Enquanto as autoridades monitoram os índices atuais, cabe ao cidadão comum se cuidar.

Ainda não há um alerta generalizado e oficial sobre o aumento dos registros, porém, isso já é objeto de preocupação entre técnicos, médicos e gestores públicos.

Esse atual período da pandemia tem outro aspecto intrigante. Coincide com o aumento dos registros de resfriados e gripes, um pouco fora de época, já que vivemos o início de um verão com uma alternância de temperatura, para baixo, inusual. 

De tudo isso, fica o que sabido desde tempos imemoriais - prevenir é melhor do que remediar. Máscara, sobretudo quando há alguma desconfiança dos sintomas da Covid ou da gripe ou comorbidade, e a imunização em dia podem prevenir a doença e garantir um controle para que esses dados epidemiológicos não avancem para aquilo que ninguém sequer gostaria de imaginar: um retrocesso no enfrentamento da doença.

Não é motivo, ainda, para adoção de medidas como a volta do uso das máscaras, em ambientes público, segundo a Secretaria Municipal de Saúde.

Mas, já há cautela e pesquisadores reivindicando medidas mais efetivas para cortar, na raiz, as ameaças à saúde pública.

Publicado pela revista científica Nature, no último dia 3 de novembro, um artigo elaborado por 386 cientistas de 112 países - entre eles, cientistas brasileiros de institutos como a Fiocruz, afirma que a Covid-19 é uma ameaça persistente e perigosa ao mundo.

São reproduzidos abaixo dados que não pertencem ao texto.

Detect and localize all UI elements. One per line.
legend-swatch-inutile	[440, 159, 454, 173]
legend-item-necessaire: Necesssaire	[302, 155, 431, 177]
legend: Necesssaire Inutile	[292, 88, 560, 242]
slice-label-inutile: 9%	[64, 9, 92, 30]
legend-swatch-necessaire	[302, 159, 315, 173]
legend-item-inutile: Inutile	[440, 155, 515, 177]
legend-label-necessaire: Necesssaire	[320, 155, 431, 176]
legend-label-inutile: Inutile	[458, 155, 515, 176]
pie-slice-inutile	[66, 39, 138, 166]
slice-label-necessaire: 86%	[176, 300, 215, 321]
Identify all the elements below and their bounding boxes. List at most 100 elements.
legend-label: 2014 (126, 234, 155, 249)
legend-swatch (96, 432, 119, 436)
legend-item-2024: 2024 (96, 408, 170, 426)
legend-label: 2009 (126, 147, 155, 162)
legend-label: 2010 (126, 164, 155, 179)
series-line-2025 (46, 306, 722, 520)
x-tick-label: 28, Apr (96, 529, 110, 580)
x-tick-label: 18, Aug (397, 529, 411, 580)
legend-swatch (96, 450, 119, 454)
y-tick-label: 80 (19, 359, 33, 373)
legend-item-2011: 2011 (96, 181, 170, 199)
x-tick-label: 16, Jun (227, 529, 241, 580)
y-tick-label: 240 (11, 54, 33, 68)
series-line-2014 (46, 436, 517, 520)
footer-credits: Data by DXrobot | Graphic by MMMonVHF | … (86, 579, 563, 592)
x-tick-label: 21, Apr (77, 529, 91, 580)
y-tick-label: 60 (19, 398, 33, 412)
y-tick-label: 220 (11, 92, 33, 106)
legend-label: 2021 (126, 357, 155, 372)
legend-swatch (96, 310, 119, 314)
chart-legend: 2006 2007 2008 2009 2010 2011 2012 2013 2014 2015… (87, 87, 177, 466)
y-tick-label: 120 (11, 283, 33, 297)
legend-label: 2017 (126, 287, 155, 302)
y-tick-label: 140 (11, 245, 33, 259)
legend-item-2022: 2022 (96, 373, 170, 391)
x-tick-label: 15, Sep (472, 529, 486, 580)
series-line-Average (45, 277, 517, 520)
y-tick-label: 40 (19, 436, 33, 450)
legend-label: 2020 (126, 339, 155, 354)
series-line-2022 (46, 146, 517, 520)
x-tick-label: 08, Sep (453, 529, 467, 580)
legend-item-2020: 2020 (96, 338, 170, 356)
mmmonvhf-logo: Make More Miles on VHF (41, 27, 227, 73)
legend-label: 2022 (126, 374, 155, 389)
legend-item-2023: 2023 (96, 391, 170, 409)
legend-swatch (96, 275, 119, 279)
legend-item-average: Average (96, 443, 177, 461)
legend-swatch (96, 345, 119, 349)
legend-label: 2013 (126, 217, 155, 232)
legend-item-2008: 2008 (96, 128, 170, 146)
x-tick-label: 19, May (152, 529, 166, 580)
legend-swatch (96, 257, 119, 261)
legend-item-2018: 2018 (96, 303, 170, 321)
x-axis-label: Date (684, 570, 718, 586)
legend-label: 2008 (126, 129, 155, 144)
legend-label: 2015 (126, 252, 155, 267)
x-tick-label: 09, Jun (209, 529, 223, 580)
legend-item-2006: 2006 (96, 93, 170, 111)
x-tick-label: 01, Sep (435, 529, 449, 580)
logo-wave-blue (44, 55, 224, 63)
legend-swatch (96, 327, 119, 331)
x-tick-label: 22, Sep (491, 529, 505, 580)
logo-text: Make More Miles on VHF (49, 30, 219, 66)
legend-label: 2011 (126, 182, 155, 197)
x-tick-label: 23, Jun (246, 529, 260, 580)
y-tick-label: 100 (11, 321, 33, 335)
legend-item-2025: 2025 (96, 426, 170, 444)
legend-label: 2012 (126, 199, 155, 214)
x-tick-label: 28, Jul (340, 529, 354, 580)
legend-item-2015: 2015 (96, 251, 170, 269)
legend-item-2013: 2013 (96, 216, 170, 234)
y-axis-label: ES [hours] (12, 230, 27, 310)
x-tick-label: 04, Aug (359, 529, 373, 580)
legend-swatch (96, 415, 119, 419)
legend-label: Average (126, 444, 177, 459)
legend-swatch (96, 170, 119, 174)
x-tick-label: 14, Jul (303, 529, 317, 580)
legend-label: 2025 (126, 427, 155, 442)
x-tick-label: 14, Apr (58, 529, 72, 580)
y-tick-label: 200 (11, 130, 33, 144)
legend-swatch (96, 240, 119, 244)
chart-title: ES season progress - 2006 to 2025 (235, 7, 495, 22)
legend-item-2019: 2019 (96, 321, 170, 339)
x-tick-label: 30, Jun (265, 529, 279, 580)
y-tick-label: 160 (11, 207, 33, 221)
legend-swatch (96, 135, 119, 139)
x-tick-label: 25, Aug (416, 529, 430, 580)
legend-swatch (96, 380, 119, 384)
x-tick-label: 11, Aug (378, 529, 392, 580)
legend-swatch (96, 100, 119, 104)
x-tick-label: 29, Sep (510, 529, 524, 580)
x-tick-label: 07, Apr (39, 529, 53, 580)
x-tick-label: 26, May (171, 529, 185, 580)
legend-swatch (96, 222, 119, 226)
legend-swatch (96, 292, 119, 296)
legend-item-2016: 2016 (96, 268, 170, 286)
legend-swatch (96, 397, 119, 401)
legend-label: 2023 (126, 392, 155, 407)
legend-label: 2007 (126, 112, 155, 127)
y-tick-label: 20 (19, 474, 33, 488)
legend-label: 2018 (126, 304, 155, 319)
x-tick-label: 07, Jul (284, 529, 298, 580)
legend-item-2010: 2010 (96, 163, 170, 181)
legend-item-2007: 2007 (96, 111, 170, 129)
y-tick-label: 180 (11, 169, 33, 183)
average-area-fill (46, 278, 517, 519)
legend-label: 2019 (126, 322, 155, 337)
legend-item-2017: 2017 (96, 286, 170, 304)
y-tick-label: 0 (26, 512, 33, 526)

E, isso, se baseia nos números contados até o momento: 6,5 milhões de mortes e 630 milhões de casos confirmados.

Neste painel, os pesquisadores listam recomendações com alto grau de consenso para eliminar essa ameaça à saúde pública. Entre essas recomendações está a realização de uma comunicação efetiva com a população, enfatizar a vacinação, expandir o tratamento e combater as desigualdades no combate à doença.

Nesse item, a urgência de uma melhor comunicação sempre tem sido destacada por este jornal - ao menos na cidade e na região, o poder público municipal precisa fazer mais para levar a comunidade aos postos de vacina e garantir o acesso mais rápido mais facilmente ao imunizante.

Muitas pessoas desistiram de completar o reforço porque quando procuram os serviços, enfrenta a demora para obter a dose. Algo que também fermenta o desinteresse pela vacinação.